トヨタ自動車(愛知県豊田市)と日野自動車(東京都日野市)は7月24日~30日、東京都において燃料電池バス(FCバス)「トヨタ FC BUS」の実証実験を実施する。

同バスは、日野の「ハイブリッド ノンステップ路線バス」をベースに、トヨタの燃料電池自動車(FCV)「MIRAI(ミライ)」向けに開発したシステム「トヨタフューエルセルシステム(TFCS)」を搭載したFCバス。出力を高めるためにFCスタックとモーターなどを2個、高圧水素タンクを8本搭載し、バス用に最適な設計を実施。TFCSはトヨタ、シャシーをはじめバス本体は日野が担当する。

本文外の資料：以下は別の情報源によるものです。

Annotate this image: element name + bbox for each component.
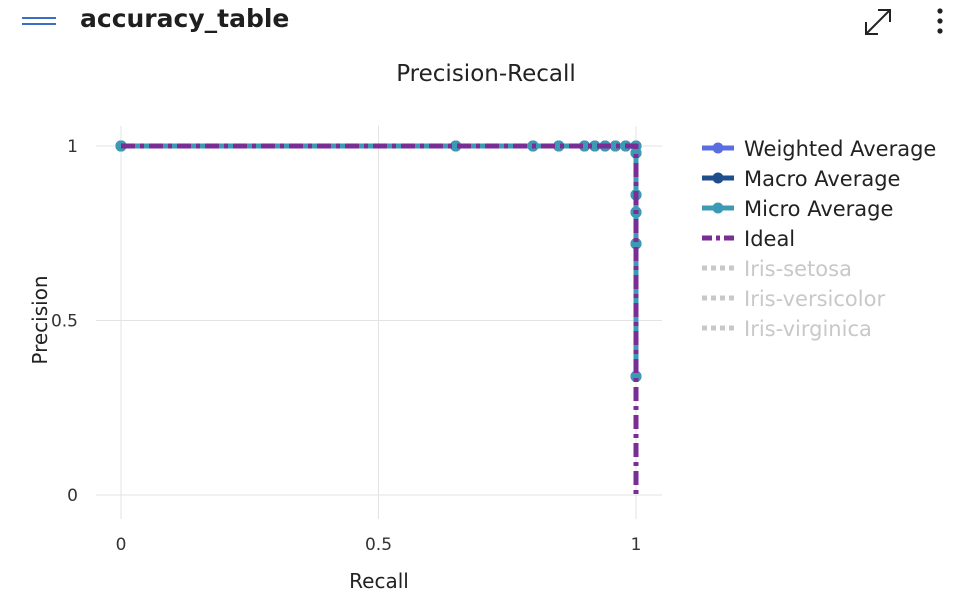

実証実験では、非常時を想定した「外部電源供給システムの公開給電実証」と、路線バスなど公共交通としての実用性を確認する「走行実証」を実施する。大都市における非常時の給電機能の実用性や、都内道路環境における走行性能を検証することにより、FCバスの技術開発を推進していく。

走行実証実験の走行予定ルート

走行実証実験の走行予定ルート

実証実験の実施計画

外部電源供給システム公開給電実証

  • 実施期間
    7月25日
  • 実施場所
    東京都環境科学研究所(江東区)
  • 使用台数
    1台

走行実証

  • 目的
    渋滞や頻繁な車線変更など、大都市特有の交通事情に応じた水素消費量やバスの操作性に関する乗務員の意見などをメーカーにフィードバックし、車両開発に反映してもらうことで、市場投入に際しての都営バスへのスムーズな導入を目指す。
  • 運行形態
    都営バス営業所を起点に、営業運行ではない実験・回送運行を行う。都心部・臨海地域における路線バスルートを中心に走行する。
  • 確認・調査内容
    車両性能(走行性能、燃費性能、快適性)、整備性(燃料電池と関連システムの点検整備内容や作業方法など)、水素充填(充填時間、作業手順)
  • 実施期間
    7月24日、27日~30日
  • 実施場所
    東京都都心部・臨海地域
  • 使用台数
    1台

水素を燃料として自ら発電して走るFCバスは、将来の水素社会実現に寄与する輸送手段として期待され、東京都は、水素社会の実現に向け、2020年までに計画的に燃料電池バス100台以上の導入を目指すこととしている。今回実証実験は、両社の今後の市場投入に向けた技術開発上の走行性能などの検証に、来年度からの都営バスへの導入に向けて東京都が協力するもの。